Alongside the United Nations 24th annual climate conference, the Nobel Peace Prize Forum gathered some of the world’s foremost climate leaders in Oslo who discussed climate change as a matter of international peace and security and how climate-smart finance, cities and subnational actors could drive significant change forward in meeting the targets of the Paris Agreement (2015), to limit global warming to 1.5ºC.

Climate change is a threat multiplier, as well as an accelerant for armed conflict, putting the stability of nation states at risk and undermining regional and international peace and security in fundamental ways—threatening the viability of natural systems and human settlements, economies and political systems.

Without serious and rapid global mobilization and collaboration among a multiplicity of actors to address, mitigate and reverse human-induced climate disruption, many of the drivers of conflict are likely to worsen in significant ways.

While this may involve a reinvention of multilateralism, pioneering leadership across the globe is urgently needed.

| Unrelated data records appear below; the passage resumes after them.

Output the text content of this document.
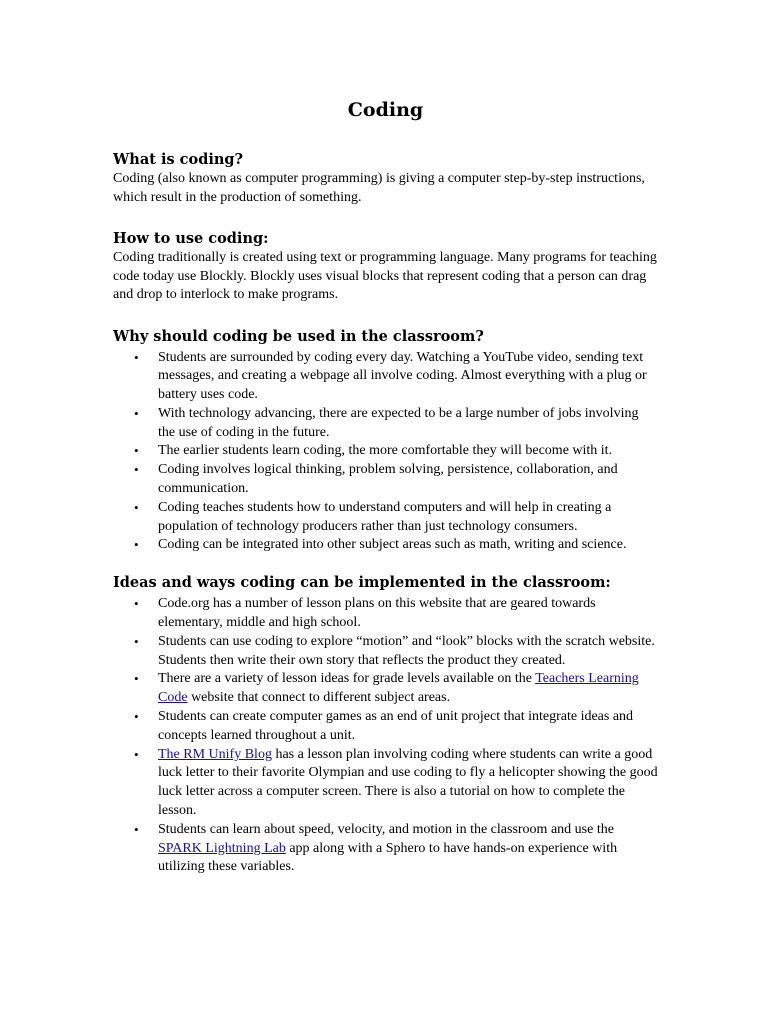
Coding

What is coding?

Coding (also known as computer programming) is giving a computer step-by-step instructions, which result in the production of something.

How to use coding:

Coding traditionally is created using text or programming language. Many programs for teaching code today use Blockly. Blockly uses visual blocks that represent coding that a person can drag and drop to interlock to make programs.

Why should coding be used in the classroom?

• Students are surrounded by coding every day. Watching a YouTube video, sending text messages, and creating a webpage all involve coding. Almost everything with a plug or battery uses code.
• With technology advancing, there are expected to be a large number of jobs involving the use of coding in the future.
• The earlier students learn coding, the more comfortable they will become with it.
• Coding involves logical thinking, problem solving, persistence, collaboration, and communication.
• Coding teaches students how to understand computers and will help in creating a population of technology producers rather than just technology consumers.
• Coding can be integrated into other subject areas such as math, writing and science.

Ideas and ways coding can be implemented in the classroom:

• Code.org has a number of lesson plans on this website that are geared towards elementary, middle and high school.
• Students can use coding to explore “motion” and “look” blocks with the scratch website. Students then write their own story that reflects the product they created.
• There are a variety of lesson ideas for grade levels available on the Teachers Learning Code website that connect to different subject areas.
• Students can create computer games as an end of unit project that integrate ideas and concepts learned throughout a unit.
• The RM Unify Blog has a lesson plan involving coding where students can write a good luck letter to their favorite Olympian and use coding to fly a helicopter showing the good luck letter across a computer screen. There is also a tutorial on how to complete the lesson.
• Students can learn about speed, velocity, and motion in the classroom and use the SPARK Lightning Lab app along with a Sphero to have hands-on experience with utilizing these variables.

We must reach net-zero greenhouse gas emissions by 2050—an unprecedented innovation challenge requiring political will driven by radical integrity, creative, inclusive collaboration, and no excuses.

Read the full Communiqué here →

The Nayzul Declaration

Nobel Peace Prize Laureate Rigoberta Menchu-Tum, Grand Chief Edward John, Hereditary Chief of the Tl’azt’en Nation and member of the United Nations Permanent Forum on Indigenous Issues, President of the Sami Parliament Aili Keskitalo, and Chief Arvol Looking Horse, 19th Keeper of the Sacred Bundle and Spiritual Leader of the Lakota, Dakota, Nakota people have put forward the “Nayzul Declaration”.

In collaboration with the First Nations Summit, the International Center for Dialogue and Peacebuilding will support the advancement of The Nayzul Declaration — the outcome of the 2017 Nobel Peace Prize Forum Oslo.

The Nayzul Declaration calls for a constructive and focused multi-stakeholder dialogue process that includes indigenous peoples, state representatives, industry groups and other relevant bodies to co-create inclusive strategies to address the steady rise in extractive industries, including the ever-growing demand for minerals that make a rapid clean energy transition possible.

Read the Nayzul Declaration here →

(Featured in the photo from left to right: Fred de Sam Lazaro, Special Correspondent PBS NewsHour; HolyElk Lafferty, Dakota leader at Standing Rock; Nobel Peace Prize Laureate Rigoberta Menchu-Tum; Grand Chief Edward John, Hereditary Chief of the Tl’azt’en Nation and member of the United Nations Permanent Forum on Indigenous Issues; President of the Sami Parliament Aili Keskitalo; photographed at the 2017 Nobel Peace Prize Forum Oslo.)